UBS said it remains positive on China AI technology hardware stocks for the remainder of 2026, citing strong revenue and earnings growth that will continue to support the sector's performance.
"Strong revenue and earnings growth will continue to support the performance of AI technology companies," Wang Zonghao, Head of China Equity Strategy Research at UBS, said in a note. He favors leading companies in key AI sub-sectors including optical modules, memory, GPUs, copper clad laminates and semiconductor equipment.
Although there are signs the upcycle in China AI technology is gradually approaching its peak, next year is expected to be a critical period to test whether related companies and the industry can truly deliver on their AI promises, Wang said. As capacity expansion continues and growth slows next year, market volatility may increase, with industry leaders that further penetrate the global supply chain likely to outperform.
The bullish call comes as China's AI hardware sector draws increasing investor attention amid Beijing's push to narrow the technology gap with the U.S. In a separate development, CLSA raised its price target on GIGADEVICE (03986.HK) to HKD 1,254 from a prior level, sending the stock to a record high with a gain of more than 13%. GIGADEVICE, a niche memory chipmaker, has been a standout beneficiary of the AI-driven demand surge for specialized memory solutions.

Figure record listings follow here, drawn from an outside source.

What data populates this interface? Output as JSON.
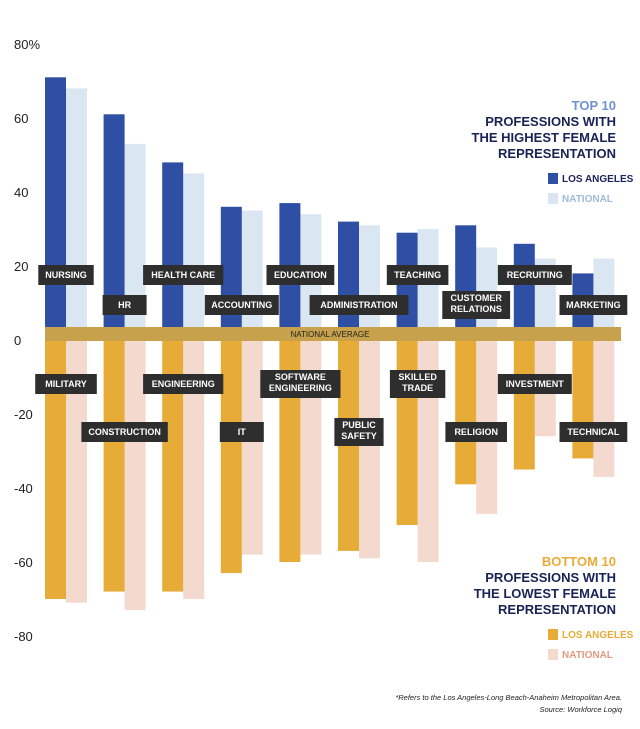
{
  "chart_data": {
    "type": "bar",
    "ylim": [
      -80,
      80
    ],
    "yticks": [
      80,
      60,
      40,
      20,
      0,
      -20,
      -40,
      -60,
      -80
    ],
    "ytick_labels": [
      "80%",
      "60",
      "40",
      "20",
      "0",
      "-20",
      "-40",
      "-60",
      "-80"
    ],
    "baseline_label": "NATIONAL AVERAGE",
    "top": {
      "title_lines": [
        "TOP 10",
        "PROFESSIONS WITH",
        "THE HIGHEST FEMALE",
        "REPRESENTATION"
      ],
      "categories": [
        [
          "NURSING"
        ],
        [
          "HR"
        ],
        [
          "HEALTH CARE"
        ],
        [
          "ACCOUNTING"
        ],
        [
          "EDUCATION"
        ],
        [
          "ADMINISTRATION"
        ],
        [
          "TEACHING"
        ],
        [
          "CUSTOMER",
          "RELATIONS"
        ],
        [
          "RECRUITING"
        ],
        [
          "MARKETING"
        ]
      ],
      "series": [
        {
          "name": "LOS ANGELES",
          "values": [
            71,
            61,
            48,
            36,
            37,
            32,
            29,
            31,
            26,
            18
          ]
        },
        {
          "name": "NATIONAL",
          "values": [
            68,
            53,
            45,
            35,
            34,
            31,
            30,
            25,
            22,
            22
          ]
        }
      ]
    },
    "bottom": {
      "title_lines": [
        "BOTTOM 10",
        "PROFESSIONS WITH",
        "THE LOWEST FEMALE",
        "REPRESENTATION"
      ],
      "categories": [
        [
          "MILITARY"
        ],
        [
          "CONSTRUCTION"
        ],
        [
          "ENGINEERING"
        ],
        [
          "IT"
        ],
        [
          "SOFTWARE",
          "ENGINEERING"
        ],
        [
          "PUBLIC",
          "SAFETY"
        ],
        [
          "SKILLED",
          "TRADE"
        ],
        [
          "RELIGION"
        ],
        [
          "INVESTMENT"
        ],
        [
          "TECHNICAL"
        ]
      ],
      "series": [
        {
          "name": "LOS ANGELES",
          "values": [
            -70,
            -68,
            -68,
            -63,
            -60,
            -57,
            -50,
            -39,
            -35,
            -32
          ]
        },
        {
          "name": "NATIONAL",
          "values": [
            -71,
            -73,
            -70,
            -58,
            -58,
            -59,
            -60,
            -47,
            -26,
            -37
          ]
        }
      ]
    },
    "footnote": "*Refers to the Los Angeles-Long Beach-Anaheim Metropolitan Area.",
    "source": "Source: Workforce Logiq"
  },
  "colors": {
    "la_top": "#2e4fa3",
    "nat_top": "#dbe6f3",
    "la_bottom": "#e7ac38",
    "nat_bottom": "#f4d9cf",
    "label_box": "#2e2e2e",
    "baseline": "#c7a14c",
    "title_accent_top": "#6f93cf",
    "title_accent_bottom": "#e7ac38",
    "title_dark": "#1a2356",
    "legend_nat_top_text": "#9fb9dc",
    "legend_nat_bottom_text": "#e39a7f"
  }
}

The endorsement from UBS, one of the largest global investment banks, is expected to drive institutional capital flows into China AI hardware names. The note signals that UBS sees sustained fundamental momentum in the sector despite the approaching peak of the current upcycle. Investors will watch upcoming earnings reports from key sub-sector leaders to gauge whether revenue growth can keep pace with elevated expectations.
This article is for informational purposes only and does not constitute investment advice.